Cops: Pedestrian Dies After Being Knocked Down by Hit-And-Run Cyclist

6th Avenue and West 23rd Street, where Collopy was struck by the cyclist. (Google Maps)
6th Avenue and West 23rd Street, where Collopy was struck by the cyclist. (Google Maps)

Update: Any preliminary information from the NYPD is highly suspect, based on a follow-up reported by Streetsblog after initial publication of this article.

A Harlem man has died from his injuries sustained in a crash caused by a hit-and-run cyclist — and the NYPD is searching for the suspect, police said on Wednesday night.

According to the NYPD, Michael Collopy, 60, was hit by a cyclist at about 11:53 a.m. on July 31 as he stood in the protected bike lane at Sixth Avenue and 23rd Street, a busy corner. The cyclist kept on pedaling.

Emergency responders took Collopy to Bellevue Hospital, where he died on Aug. 5. The NYPD said that the city’s medical examiner declared that Collopy’s death stemmed from the injuries sustained in the crash with the cyclist. [Update: That information from the NYPD is not accurate.]

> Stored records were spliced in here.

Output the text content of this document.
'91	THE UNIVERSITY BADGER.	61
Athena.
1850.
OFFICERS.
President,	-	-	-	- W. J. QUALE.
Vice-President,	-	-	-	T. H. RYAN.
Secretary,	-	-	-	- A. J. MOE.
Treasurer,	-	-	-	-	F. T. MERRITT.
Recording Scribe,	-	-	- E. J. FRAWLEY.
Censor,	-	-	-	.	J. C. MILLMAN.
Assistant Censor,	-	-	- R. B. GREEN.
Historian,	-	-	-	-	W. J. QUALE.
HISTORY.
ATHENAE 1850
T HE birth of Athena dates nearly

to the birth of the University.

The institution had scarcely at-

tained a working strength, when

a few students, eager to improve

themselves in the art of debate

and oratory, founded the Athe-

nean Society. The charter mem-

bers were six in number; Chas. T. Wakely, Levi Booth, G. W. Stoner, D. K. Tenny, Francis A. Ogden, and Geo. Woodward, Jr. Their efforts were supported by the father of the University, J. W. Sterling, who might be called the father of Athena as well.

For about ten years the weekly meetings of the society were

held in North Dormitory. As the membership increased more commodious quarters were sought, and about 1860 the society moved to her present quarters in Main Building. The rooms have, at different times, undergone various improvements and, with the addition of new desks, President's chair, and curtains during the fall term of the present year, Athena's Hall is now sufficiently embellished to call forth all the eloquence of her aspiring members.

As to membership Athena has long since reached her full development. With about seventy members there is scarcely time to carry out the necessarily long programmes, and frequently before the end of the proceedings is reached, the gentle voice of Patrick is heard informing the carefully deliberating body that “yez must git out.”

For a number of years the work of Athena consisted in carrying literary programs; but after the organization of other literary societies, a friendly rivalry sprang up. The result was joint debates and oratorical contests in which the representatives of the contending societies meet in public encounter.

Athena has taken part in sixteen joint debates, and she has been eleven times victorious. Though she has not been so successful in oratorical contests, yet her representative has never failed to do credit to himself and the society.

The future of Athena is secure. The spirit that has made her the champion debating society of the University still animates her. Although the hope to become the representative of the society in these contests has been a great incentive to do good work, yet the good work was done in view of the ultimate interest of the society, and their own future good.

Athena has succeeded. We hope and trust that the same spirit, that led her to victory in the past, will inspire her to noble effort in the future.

Police offered little other information, including a description of the cyclist, more on Collopy’s injuries beyond “head trauma, or even if there is video that could help ascertain what happened.

The intersection where Collopy was killed was the same location where Robyn Hightman was struck and killed by a truck driver in June. Collopy is the second pedestrian killed by a cyclist this year, and the 62nd pedestrian killed overall in 2019.

Sixth Avenue and 23rd is a chaotic street, with four through lanes for cars and two turning bays for drivers looking to go east or west on 23rd Street. Six cyclists, 18 pedestrians and 15 drivers have been injured at the intersection since January, 2016.

The death of Michael Collopy is likely to spur a backlash from drivers and some media figures who complain that cyclists are “out of control” in the city — but very few pedestrians have been killed by cyclists, especially when compared to the carnage caused by automobile drivers.

Since 2012, the first full year when the Department of Transportation was required to collect such data, seven New York City pedestrians have been struck and killed by cyclists, compared to 1,008 killed by drivers.

On average, the pedestrian annual death toll by cyclists is less than one. But roughly 138 pedestrians are killed in the average year by cars in New York City.